Le mythe de Procuste a été commenté et utilisé, de Socrate à Edgar Poe, de Ernst Junger à Aldous Huxley montrant ainsi son actualité dans différentes époques.
De quoi s'agit-il ? Nous sommes invités par ce mythe à méditer les conséquences d'un fantasme individuel ou collectif qui consiste à vouloir classer, enfermer, adapter les êtres et les faits. Les réduire à la rigueur d'un cadre absolu. Ce fantasme issu de biais cognitifs fonctionne en mutilant l’infinie richesse des possibilités en faveur d'un modèle standard, réduit à une seule façon de penser et d’agir, quitte à occulter tout ce qui dépasse pour le faire rentrer dans la case attendue. Le rapport à l'autre ne s'envisage que sous l'angle de la soumission, de l'assujettissement et de l'obligation.

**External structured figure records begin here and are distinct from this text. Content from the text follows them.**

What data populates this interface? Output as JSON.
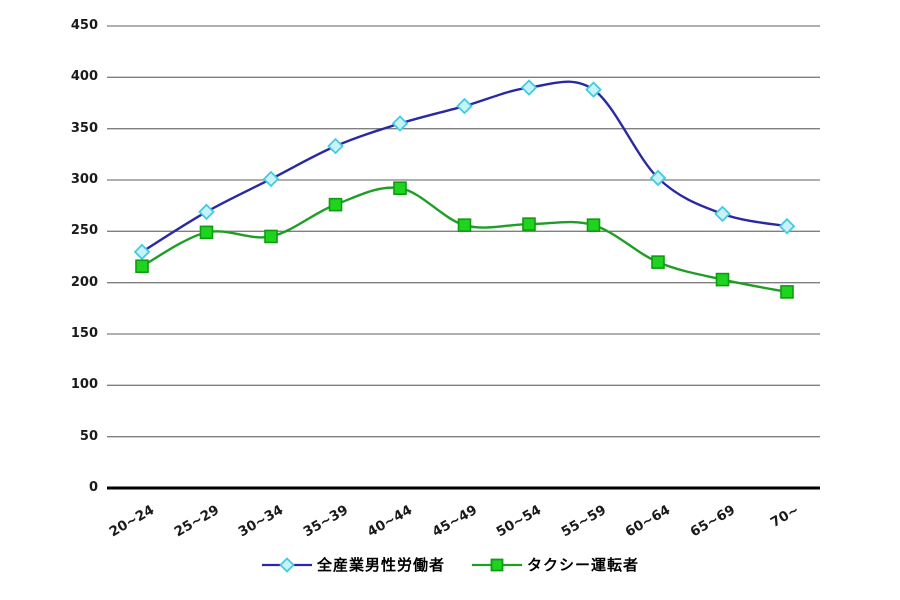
{
  "chart_data": {
    "type": "line",
    "title": "",
    "xlabel": "",
    "ylabel": "",
    "categories": [
      "20~24",
      "25~29",
      "30~34",
      "35~39",
      "40~44",
      "45~49",
      "50~54",
      "55~59",
      "60~64",
      "65~69",
      "70~"
    ],
    "series": [
      {
        "name": "全産業男性労働者",
        "values": [
          230,
          269,
          301,
          333,
          355,
          372,
          390,
          388,
          302,
          267,
          255
        ],
        "line_color": "#2929A3",
        "marker": "diamond",
        "marker_fill": "#C9F2F8",
        "marker_stroke": "#41CCE0"
      },
      {
        "name": "タクシー運転者",
        "values": [
          216,
          249,
          245,
          276,
          292,
          256,
          257,
          256,
          220,
          203,
          191
        ],
        "line_color": "#1F9E26",
        "marker": "square",
        "marker_fill": "#1FD41F",
        "marker_stroke": "#0F9B0F"
      }
    ],
    "ylim": [
      0,
      450
    ],
    "y_ticks": [
      0,
      50,
      100,
      150,
      200,
      250,
      300,
      350,
      400,
      450
    ],
    "grid": true,
    "gridline_color": "#7f7f7f",
    "axis_color": "#000000",
    "legend_position": "bottom",
    "smoothed": true
  }
}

Il s'agit d'un véritable détournement de sens qui se nourrit parfois d'arguments déontologiques ou éthiques pour se justifier et s'imposer. Ce type de propos n'habille au mieux que des opinions ou des idéologies venant servir le mécanisme limitant, oppressant.
Détournement aussi et surtout du sens même de la vie qui se caractérise dans ses manifestations par l'impermanence et le changement et non l'incessante répétition du même.
Le mythe de Procuste, adapté à une organisation, un établissement, un service recevant des usagers (secteur du soin, de l'éducation, du travail social au sens large) nous permet de comprendre la situation d'un lieu réduit à l'immobilité. Hyper centré et veillant au maintien de sa propre économie, le système procustien, administré par une personne ou un groupe, se referme, se contraint tout en contraignant les autres. Il exige de la part des professionnels et des personnes reçues qu'ils s'adaptent, surtout se conforment et répondent aux normes et aux exigences de l'organisation. Loin de chercher à ouvrir aux ressources inédites, à la question sans cesse renouvelée par les besoins des usagers, aux innovations de ses professionnels, ces organisations valorisent la bureaucratie, les protocoles.
Les conséquences de la situation d'une seule forme, d'une seule taille, d'une seule idée pour tous, aboutissent à une impasse à une sclérose, une dévitalisation de ces structures.
Le mythe de Procuste représente le paradoxe de l'hospitalité et illustre l'impossible accueil de l'altérité.